Participants in the Leadership Crisis Challenge at Michigan Ross. ViewPoint was used to help execute the popular crisis simulation exercise.

Eventually renamed ViewPoint, the simulation tool was used in additional U-M residential courses and student experiences, including the Sanger Leadership Center’s Crisis Challenge in 2019

As part of the Crisis Challenge, teams at the Ross School of Business adopted particular roles in a crisis and had 24 hours to develop a response. Along the way, the teams received new updates that forced them to adjust their plans. 

Soon, other schools started to use ViewPoint to build simulations, including Ball State, Boston College, Harvard, Georgetown, Stanford, and even high schools like Owego Free Academy

In 2022, ViewPoint was used across the Big 10 in the Democracy In the 21st Century collaboration exercise. 

A New Chapter

ViewPoint is popular because it makes simulations more real for the participants, Gerber said. It facilitates communication and collaboration through a series of integrations, bringing the simulations to life. 

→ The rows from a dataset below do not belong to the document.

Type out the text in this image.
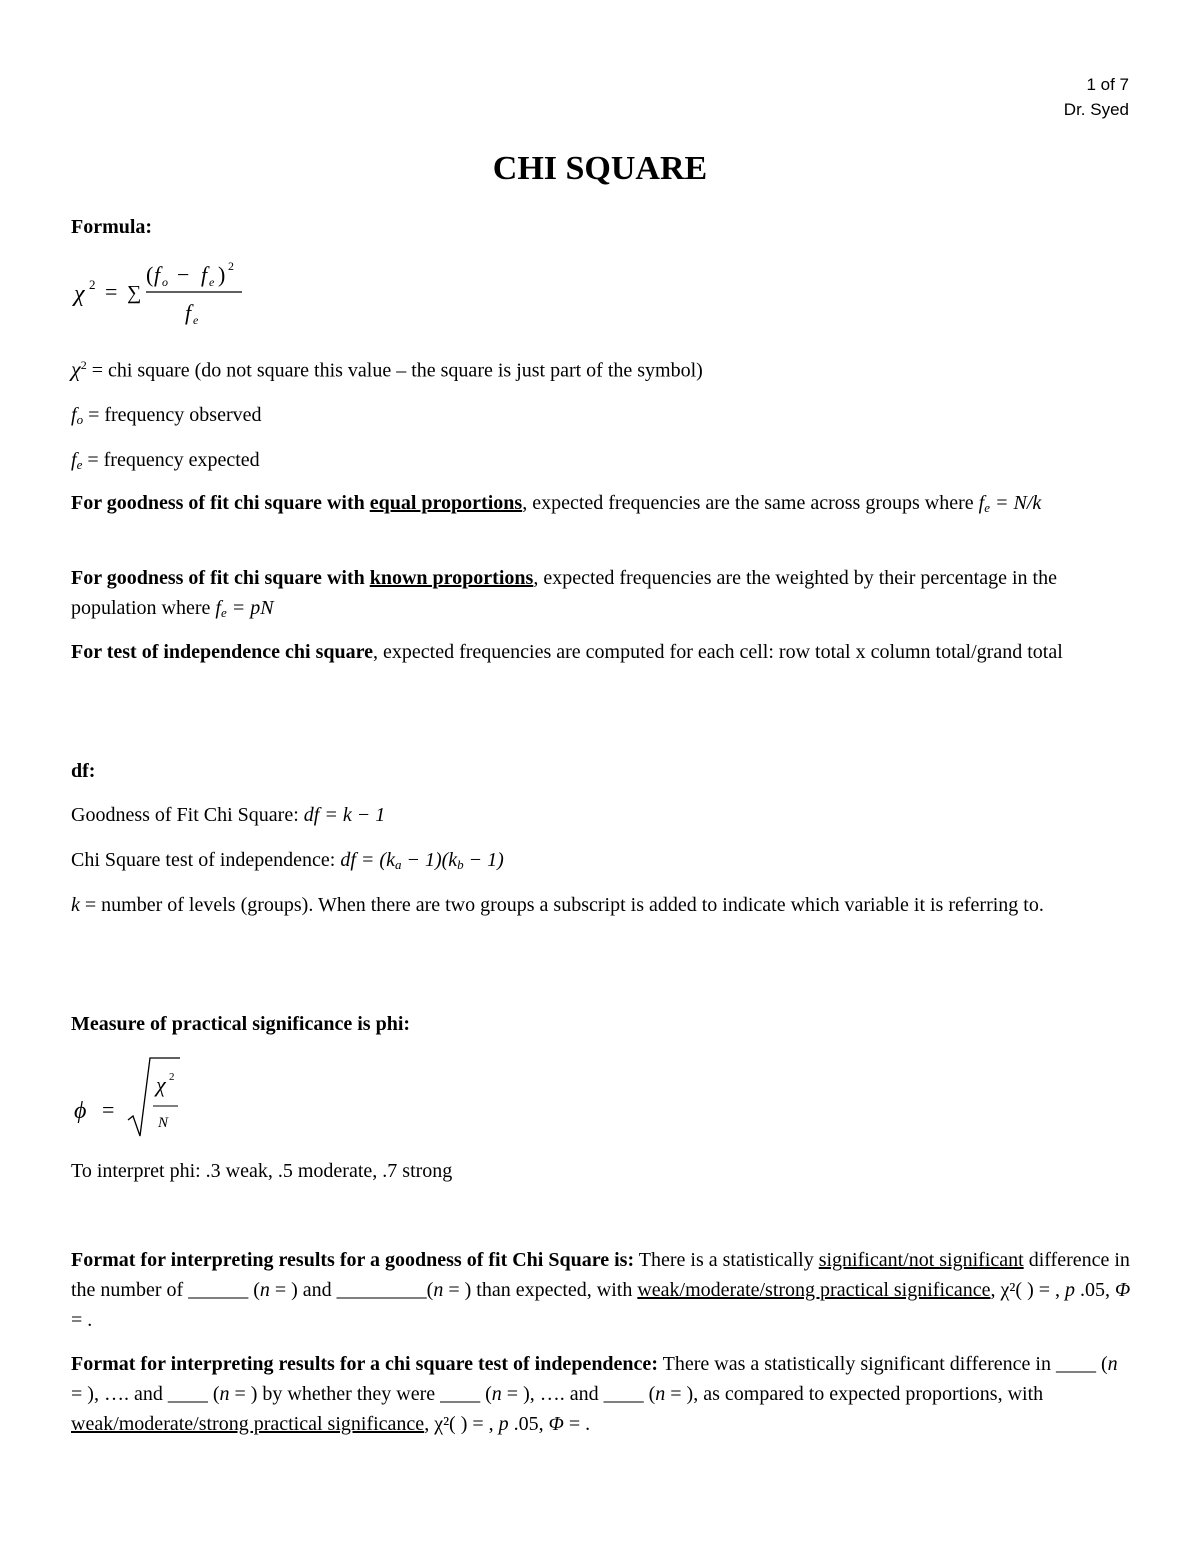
1 of 7
Dr. Syed
CHI SQUARE
Formula:
χ 2 = ∑
( f o − f e ) 2
f e
$\chi^2$ = chi square (do not square this value – the square is just part of the symbol)
$f_o$ = frequency observed
$f_e$ = frequency expected
For goodness of fit chi square with equal proportions, expected frequencies are the same across groups where $f_e = N/k$
For goodness of fit chi square with known proportions, expected frequencies are the weighted by their percentage in the population where $f_e$ = pN
For test of independence chi square, expected frequencies are computed for each cell: row total x column total/grand total
df:
Goodness of Fit Chi Square: df = k − 1
Chi Square test of independence: df = $(k_a - 1)(k_b - 1)$
k = number of levels (groups). When there are two groups a subscript is added to indicate which variable it is referring to.
Measure of practical significance is phi:
ϕ =
χ 2
N
To interpret phi: .3 weak, .5 moderate, .7 strong
Format for interpreting results for a goodness of fit Chi Square is: There is a statistically significant/not significant difference in the number of ______ (n = ) and _________(n = ) than expected, with weak/moderate/strong practical significance, χ²( ) = , p .05, Φ = .
Format for interpreting results for a chi square test of independence: There was a statistically significant difference in ____ (n = ), …. and ____ (n = ) by whether they were ____ (n = ), …. and ____ (n = ), as compared to expected proportions, with weak/moderate/strong practical significance, χ²( ) = , p .05, Φ = .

“It brings role playing to life. Students always love that. The news feeds, the social media feeds, and the ability to really immerse yourself in your role. The teachers love it because it provides templates, instructions and features that show you where to start, how to conduct a simulation, and how to sustain it.” 

Now, Gerber said she is ready for the next phase of ViewPoint. 

“It’s bittersweet to leave this partnership with CAI. We’re not closing the book, but this is definitely going to be a new chapter,” she said.